We strongly believe that modern day shareholder activism is a strategy that greatly benefits shareholders. We believe the best type of shareholder activism involves activists who come in with a detailed, long-term plan to create value, with a board seat being a huge plus. The other side of the spectrum is shorter-term “sell the company” activism that is often great for the investor but shortchanges the long-term shareholder. In those situations, we like to see a longer-term “Plan A” with a sale as a last resort or a detailed analysis on why the company cannot or should not continue as a standalone public company. While Voss does not provide either of these, the firm does have a lot of credibility as a long-term investor (an owner since 2021) who has not been public with its recommendations to management until now. As such, we think Voss’s intentions here are honorable and it’s doing what it thinks is best for both short-term and long-term shareholders.

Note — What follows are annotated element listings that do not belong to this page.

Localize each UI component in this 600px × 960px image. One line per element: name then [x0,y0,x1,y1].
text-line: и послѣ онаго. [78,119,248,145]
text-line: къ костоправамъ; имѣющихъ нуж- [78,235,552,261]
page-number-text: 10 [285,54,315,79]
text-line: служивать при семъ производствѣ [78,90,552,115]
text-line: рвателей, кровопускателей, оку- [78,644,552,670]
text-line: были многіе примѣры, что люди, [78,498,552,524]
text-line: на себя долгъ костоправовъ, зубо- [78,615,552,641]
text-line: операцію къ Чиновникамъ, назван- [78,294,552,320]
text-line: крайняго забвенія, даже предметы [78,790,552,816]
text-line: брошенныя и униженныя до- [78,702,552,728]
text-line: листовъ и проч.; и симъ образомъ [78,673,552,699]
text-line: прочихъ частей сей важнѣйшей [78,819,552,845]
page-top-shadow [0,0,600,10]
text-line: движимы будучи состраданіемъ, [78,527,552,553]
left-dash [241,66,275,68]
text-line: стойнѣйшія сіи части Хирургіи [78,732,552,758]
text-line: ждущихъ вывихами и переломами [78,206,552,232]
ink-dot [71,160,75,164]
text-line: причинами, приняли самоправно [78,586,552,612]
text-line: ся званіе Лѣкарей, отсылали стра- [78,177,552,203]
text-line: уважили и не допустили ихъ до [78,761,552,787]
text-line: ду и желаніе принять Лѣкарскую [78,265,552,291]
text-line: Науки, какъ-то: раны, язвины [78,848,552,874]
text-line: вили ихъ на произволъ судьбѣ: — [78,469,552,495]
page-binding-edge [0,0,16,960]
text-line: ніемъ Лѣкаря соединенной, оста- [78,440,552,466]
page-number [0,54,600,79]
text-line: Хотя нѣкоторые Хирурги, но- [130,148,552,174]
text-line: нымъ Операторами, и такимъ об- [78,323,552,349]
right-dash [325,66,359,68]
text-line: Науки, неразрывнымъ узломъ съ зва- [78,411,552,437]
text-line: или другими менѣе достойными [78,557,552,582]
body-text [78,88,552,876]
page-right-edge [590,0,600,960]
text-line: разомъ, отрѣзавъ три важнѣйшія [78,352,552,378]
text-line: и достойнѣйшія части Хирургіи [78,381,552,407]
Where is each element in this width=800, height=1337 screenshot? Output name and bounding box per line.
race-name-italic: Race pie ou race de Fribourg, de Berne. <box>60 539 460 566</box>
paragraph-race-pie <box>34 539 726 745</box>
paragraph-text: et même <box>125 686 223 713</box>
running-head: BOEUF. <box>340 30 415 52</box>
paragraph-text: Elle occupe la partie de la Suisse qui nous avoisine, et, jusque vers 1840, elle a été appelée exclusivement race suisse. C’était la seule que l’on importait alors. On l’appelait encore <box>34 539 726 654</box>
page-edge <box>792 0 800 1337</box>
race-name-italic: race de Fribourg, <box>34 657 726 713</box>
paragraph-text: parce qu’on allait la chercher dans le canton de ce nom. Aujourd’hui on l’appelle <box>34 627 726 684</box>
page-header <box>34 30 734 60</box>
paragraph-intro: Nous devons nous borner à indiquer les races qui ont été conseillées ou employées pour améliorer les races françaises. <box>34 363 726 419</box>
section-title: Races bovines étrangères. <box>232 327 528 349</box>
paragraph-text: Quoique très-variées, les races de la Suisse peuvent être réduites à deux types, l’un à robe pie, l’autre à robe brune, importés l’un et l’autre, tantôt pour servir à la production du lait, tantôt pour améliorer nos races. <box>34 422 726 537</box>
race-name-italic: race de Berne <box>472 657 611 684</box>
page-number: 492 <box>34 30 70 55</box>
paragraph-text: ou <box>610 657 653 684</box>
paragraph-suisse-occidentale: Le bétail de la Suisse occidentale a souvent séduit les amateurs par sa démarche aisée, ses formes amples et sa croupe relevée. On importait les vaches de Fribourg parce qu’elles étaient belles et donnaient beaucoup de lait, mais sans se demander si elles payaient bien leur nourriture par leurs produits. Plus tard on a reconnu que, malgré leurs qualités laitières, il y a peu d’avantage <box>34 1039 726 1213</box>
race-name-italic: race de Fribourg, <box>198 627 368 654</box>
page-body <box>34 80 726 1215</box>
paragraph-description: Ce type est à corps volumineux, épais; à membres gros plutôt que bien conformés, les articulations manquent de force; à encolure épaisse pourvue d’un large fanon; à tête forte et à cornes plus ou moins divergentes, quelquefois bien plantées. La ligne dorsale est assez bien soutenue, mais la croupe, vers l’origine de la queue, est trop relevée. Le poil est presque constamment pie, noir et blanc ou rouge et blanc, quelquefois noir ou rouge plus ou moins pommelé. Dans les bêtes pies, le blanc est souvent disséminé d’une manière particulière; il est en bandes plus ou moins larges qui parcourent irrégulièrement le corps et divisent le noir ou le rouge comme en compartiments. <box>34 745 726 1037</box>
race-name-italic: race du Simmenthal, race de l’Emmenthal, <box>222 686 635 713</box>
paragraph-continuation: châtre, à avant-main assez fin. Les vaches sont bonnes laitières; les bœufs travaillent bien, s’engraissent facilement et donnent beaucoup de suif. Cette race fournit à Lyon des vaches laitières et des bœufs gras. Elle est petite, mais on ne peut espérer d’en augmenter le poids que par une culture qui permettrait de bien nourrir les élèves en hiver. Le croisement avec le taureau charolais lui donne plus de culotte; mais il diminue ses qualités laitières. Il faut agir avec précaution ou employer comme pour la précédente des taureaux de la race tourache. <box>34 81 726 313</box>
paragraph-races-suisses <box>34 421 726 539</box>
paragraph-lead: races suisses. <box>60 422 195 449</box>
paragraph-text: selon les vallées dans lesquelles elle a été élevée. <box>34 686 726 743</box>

If the IMXI does not execute on a strategic plan, Voss will likely consider director nominations. While a proxy fight is not likely part of its current plan, the firm has been successful in gaining board representation in previous campaigns. Voss is not afraid to take a proxy fight to a vote. At Griffon, the firm ran a successful proxy fight, winning a board seat for one of its two director nominees at the 2022 annual meeting, and later settling for another board seat. There are two directors up for election at the 2025 annual meeting and the nomination window opens on Feb. 21, 2025. If it comes to a proxy fight there are multiple factors that could work in Voss’s favor, including the company’s depressed stock price. There have also been signs of shareholder discontent, including the roughly 31% withhold votes cast against lead independent director Michael Purcell at the 2024 annual meeting

Ken Squire is the founder and president of 13D Monitor, an institutional research service on shareholder activism, and the founder and portfolio manager of the 13D Activist Fund, a mutual fund that invests in a portfolio of activist 13D investments.